2. Persamaan regresi yang diperoleh dari hasil uji linieritas adalah y = 0,0495x – 0,0682
dengan r2 = 0,9927.
3. Kadar parasetamol rata-rata sebesar 11,6258 µg/ml dengan perolehan kembali rata-
rata sebesar 116,258 %.
4. Nilai LOD yang diperoleh sebesar 2,2836 µg/ml dan nilai LOQ sebesar 7,6122 µg/ml.
5. Standar deviasi yang diperoleh sebesar 0,3884 dan standar deviasi relatifnya sebesar
3,3408%.
6. Metode yang digunakan kurang valid karena koefisien variasi lebih dari 2 %.
X.
DAFTAR PUSTAKA

Anonim. 1979. Farmakope Indonesia Edisi III. Departemen Kesehatan Republik Indonesia.
Jakarta.
Anonim. 1995. Farmakope Indonesia Edisi IV. Departemen Kesehatan Republik Indonesia.
Jakarta.
Basset. J., R.C. Denny, G.H. Jeffrey, J. Mendham, 1994, Kimia Analisis Kuantitatif
Anorganik, EGC, Jakarta.
Gandjar, Ibnu Gholib dan Abdul Rohman. 2008. Kimia Farmasi Analisis. Pustaka Pelajar.
Yogyakarta.
Harmita, 2004, Petunjuk Pelaksanaan Validasi Metode dan Cara Perhitunganny.

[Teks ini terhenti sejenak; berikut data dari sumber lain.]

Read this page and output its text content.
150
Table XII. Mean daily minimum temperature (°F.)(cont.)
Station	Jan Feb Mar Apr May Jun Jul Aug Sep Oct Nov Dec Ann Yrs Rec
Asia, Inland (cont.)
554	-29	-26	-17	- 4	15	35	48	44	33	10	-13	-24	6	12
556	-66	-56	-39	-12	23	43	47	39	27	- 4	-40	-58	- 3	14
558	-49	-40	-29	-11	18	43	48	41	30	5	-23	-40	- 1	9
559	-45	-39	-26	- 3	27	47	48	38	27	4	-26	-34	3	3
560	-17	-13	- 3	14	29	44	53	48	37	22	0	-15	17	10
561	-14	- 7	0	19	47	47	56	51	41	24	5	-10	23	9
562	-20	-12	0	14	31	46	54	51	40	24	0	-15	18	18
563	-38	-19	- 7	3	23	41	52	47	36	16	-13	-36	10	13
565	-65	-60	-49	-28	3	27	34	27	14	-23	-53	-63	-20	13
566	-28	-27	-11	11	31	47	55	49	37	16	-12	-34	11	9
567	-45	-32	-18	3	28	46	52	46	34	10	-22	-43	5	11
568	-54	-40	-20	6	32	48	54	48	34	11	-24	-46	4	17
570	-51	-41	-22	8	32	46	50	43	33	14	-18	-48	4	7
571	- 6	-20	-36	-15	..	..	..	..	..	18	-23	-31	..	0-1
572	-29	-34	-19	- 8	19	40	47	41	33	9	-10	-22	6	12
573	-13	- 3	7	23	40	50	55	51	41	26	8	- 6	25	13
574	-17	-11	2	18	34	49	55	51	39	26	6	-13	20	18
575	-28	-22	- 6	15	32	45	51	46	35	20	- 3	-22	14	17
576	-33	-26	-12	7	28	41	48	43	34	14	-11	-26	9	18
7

Departemen Farmasi Fakultas Matematika dan Ilmu Pengetahuan Alam. Universitas
Indonesia.
Hoan Tjay, Tan dan Kirana Rahardja. 2002. Obat-Obat Penting. Elex Media Komputindo.
Jakarta.
Moffat, C.A., M. D. Osselton, B. Widdop. 2005. Clarke's Analysis of Drugs and Poisons.
Pharmaceutical Press. Publications division of the Royal Pharmaceutical Society of
Great Britain
Tim Penyusun. 2008. Buku Ajar Analisis Farmasi Analisis Fisiko Kimia. Jurusan Farmasi
Fakultas MIPA Universitas Udayana. Jimbaran.